交渉が上手く行けば、両プラットフォームのユーザーは、自分の作ったビデオに人気曲を挿入できるようになり、撮影時に流れていた曲の著作権侵害を理由に、ビデオがブロックされるということもなくなるだろう。さらに以前私たちが提案していたように、ユーザーがビデオをアップロードするときに、人気曲をサウンドトラックとして挿入できるようなツールさえFacebookは開発できるかもしれない。

facebook-identify-tv-and-music同社は遅くとも2015年にはレコード会社との交渉を開始しており、当時The New York TimesはFacebookがユーザーのフィード上に音楽ビデオを配信するつもりなのではと報じていた。他にも、FacebookがSpotifyと競合するような、本格的な音楽配信サービスをローンチするのではと憶測している人までいた。

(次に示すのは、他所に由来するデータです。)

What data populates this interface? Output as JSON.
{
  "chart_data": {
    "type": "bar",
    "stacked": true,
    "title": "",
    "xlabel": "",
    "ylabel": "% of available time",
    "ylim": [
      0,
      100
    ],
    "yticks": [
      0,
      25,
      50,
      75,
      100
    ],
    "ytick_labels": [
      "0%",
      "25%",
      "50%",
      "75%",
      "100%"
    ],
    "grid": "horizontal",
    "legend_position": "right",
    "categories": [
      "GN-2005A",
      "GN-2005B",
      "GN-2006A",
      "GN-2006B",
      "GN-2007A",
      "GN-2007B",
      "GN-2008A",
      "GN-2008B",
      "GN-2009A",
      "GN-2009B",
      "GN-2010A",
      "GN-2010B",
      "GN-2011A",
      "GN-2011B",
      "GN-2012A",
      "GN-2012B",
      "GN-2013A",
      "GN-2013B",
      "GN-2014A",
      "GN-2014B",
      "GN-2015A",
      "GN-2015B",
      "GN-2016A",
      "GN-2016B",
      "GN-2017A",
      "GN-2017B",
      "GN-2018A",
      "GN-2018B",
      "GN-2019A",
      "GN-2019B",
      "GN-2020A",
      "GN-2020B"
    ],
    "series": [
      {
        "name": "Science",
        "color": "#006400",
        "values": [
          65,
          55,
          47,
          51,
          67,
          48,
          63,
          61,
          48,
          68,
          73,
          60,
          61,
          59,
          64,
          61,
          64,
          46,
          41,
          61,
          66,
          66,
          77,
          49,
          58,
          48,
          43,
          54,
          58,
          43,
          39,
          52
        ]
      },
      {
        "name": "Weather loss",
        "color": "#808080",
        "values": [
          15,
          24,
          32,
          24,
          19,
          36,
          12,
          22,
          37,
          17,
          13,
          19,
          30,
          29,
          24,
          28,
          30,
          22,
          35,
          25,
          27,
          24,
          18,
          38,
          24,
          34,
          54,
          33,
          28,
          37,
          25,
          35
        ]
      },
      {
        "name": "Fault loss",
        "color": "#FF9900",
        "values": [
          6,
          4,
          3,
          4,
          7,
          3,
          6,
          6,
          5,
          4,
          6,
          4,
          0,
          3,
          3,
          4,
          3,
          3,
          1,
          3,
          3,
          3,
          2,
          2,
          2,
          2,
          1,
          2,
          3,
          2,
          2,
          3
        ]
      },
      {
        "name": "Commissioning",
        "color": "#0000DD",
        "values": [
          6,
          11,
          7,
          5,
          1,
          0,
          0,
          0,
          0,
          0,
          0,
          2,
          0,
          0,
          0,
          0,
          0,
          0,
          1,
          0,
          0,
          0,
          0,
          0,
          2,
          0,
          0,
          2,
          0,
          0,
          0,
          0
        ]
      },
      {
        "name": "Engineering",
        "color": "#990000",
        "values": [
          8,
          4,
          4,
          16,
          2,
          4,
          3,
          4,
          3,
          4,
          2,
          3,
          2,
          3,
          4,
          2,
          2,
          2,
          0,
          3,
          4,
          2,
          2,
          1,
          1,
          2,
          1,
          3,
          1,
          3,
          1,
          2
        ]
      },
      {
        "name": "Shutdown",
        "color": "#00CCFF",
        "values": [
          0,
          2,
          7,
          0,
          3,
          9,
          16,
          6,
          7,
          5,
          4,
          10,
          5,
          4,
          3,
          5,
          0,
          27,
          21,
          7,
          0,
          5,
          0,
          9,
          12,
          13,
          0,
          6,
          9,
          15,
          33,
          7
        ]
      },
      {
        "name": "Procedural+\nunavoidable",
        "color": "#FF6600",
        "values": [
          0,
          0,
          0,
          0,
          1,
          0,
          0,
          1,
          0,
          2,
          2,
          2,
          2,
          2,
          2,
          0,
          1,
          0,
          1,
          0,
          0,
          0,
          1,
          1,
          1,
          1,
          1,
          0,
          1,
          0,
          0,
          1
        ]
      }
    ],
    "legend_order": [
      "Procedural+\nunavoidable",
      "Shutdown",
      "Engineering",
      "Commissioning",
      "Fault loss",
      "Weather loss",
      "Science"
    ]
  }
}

一方、昨年末にBillboardは、Facebookが以前開発した盗作(freebooting)動画を検出できる著作権管理ツール(Rights Manager)を補完する形で、音楽用にも著作権侵害対策ツールを開発しようとしていると報じた。そしてBloombergは、Facebookがユーザーの作ったビデオに含まれる音楽の著作権を守るために、一層の努力を重ねてきたと記している。

レコード会社との契約が形にならなければ、Facebookは著作権で保護されている楽曲を使用したビデオのアップロードを禁止したり、既にアップロードされているものを取り下げたりしなければならず、ユーザーの失望や怒りを買うことは必至だ。例えば、お父さんお気に入りのロック曲を挿入した家族旅行のビデオは、そのうちアップロードできなくなるかもしれない。また、車の中でふざけあっている友だちの様子を撮ったビデオも、撮影時にラジオから流れていたヒット曲をマイクが拾っているという理由で、ブロックされてしまう可能性があるのだ。

このようなことが起きれば、ユーザーはFacebookにビデオをアップロードしなくなり、同社は最もお金になる新鮮なコンテンツを失ってしまうことになる。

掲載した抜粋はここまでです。